# Homomorphism 4

• Apr 24th 2009, 06:50 AM
mpryal
Homomorphism 4
If G1, G2 are two groups and G = G1 x G2 = {(a,b)|a in G1, b in G2, where we define (a,b)(c,d)=(ac,bd), show that:
a) N={a,e2)|a in G1}, where e2 is the unit element of G2, is a normal subgroup of G.
b) there is an isomorphism from N onto G1.
c) there is an isomorphism from G/N onto G2.

Please show steps. Thank you!
• Apr 24th 2009, 09:28 AM
ThePerfectHacker
Quote:

Originally Posted by mpryal
If G1, G2 are two groups and G = G1 x G2 = {(a,b)|a in G1, b in G2, where we define (a,b)(c,d)=(ac,bd), show that:
a) N={a,e2)|a in G1}, where e2 is the unit element of G2, is a normal subgroup of G.
b) there is an isomorphism from N onto G1.
c) there is an isomorphism from G/N onto G2.

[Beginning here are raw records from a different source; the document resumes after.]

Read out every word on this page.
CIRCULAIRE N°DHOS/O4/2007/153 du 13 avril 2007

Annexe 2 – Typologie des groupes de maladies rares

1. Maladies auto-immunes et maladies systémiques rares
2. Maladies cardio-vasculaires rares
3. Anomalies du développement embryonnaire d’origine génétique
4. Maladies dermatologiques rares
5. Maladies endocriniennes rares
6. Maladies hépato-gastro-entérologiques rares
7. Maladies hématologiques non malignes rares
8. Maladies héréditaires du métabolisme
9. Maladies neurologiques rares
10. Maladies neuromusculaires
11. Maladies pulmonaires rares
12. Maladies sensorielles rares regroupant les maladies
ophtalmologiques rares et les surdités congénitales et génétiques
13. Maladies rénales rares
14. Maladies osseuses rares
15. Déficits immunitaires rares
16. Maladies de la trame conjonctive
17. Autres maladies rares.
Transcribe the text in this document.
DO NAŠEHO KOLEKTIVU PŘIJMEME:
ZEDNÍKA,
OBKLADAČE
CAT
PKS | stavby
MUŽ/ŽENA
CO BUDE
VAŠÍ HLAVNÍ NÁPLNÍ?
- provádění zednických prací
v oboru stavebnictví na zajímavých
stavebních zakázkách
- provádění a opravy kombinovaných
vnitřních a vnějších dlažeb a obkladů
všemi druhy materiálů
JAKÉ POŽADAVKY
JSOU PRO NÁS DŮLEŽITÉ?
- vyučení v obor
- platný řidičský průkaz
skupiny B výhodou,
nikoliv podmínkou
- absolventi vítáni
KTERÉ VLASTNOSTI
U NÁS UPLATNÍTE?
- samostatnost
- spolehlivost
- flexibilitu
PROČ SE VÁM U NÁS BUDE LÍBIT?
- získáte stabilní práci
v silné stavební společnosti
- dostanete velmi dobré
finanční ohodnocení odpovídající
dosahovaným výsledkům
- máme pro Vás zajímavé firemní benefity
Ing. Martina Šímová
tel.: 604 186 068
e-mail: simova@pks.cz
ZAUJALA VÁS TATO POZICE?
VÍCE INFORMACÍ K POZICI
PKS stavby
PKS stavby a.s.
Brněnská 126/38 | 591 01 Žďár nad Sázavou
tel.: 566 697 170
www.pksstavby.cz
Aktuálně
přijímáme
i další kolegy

Please show steps. Thank you!

For (a) show $\displaystyle gNg^{-1} = N$ for all $\displaystyle g\in G$.
For (b) define $\displaystyle f: N\to G_1$ by $\displaystyle f(a,e_2) = a$.
For (c) define $\displaystyle f: G\to G_2$ by $\displaystyle f(a,b) = b$ now use fundamental homomorphism theorem.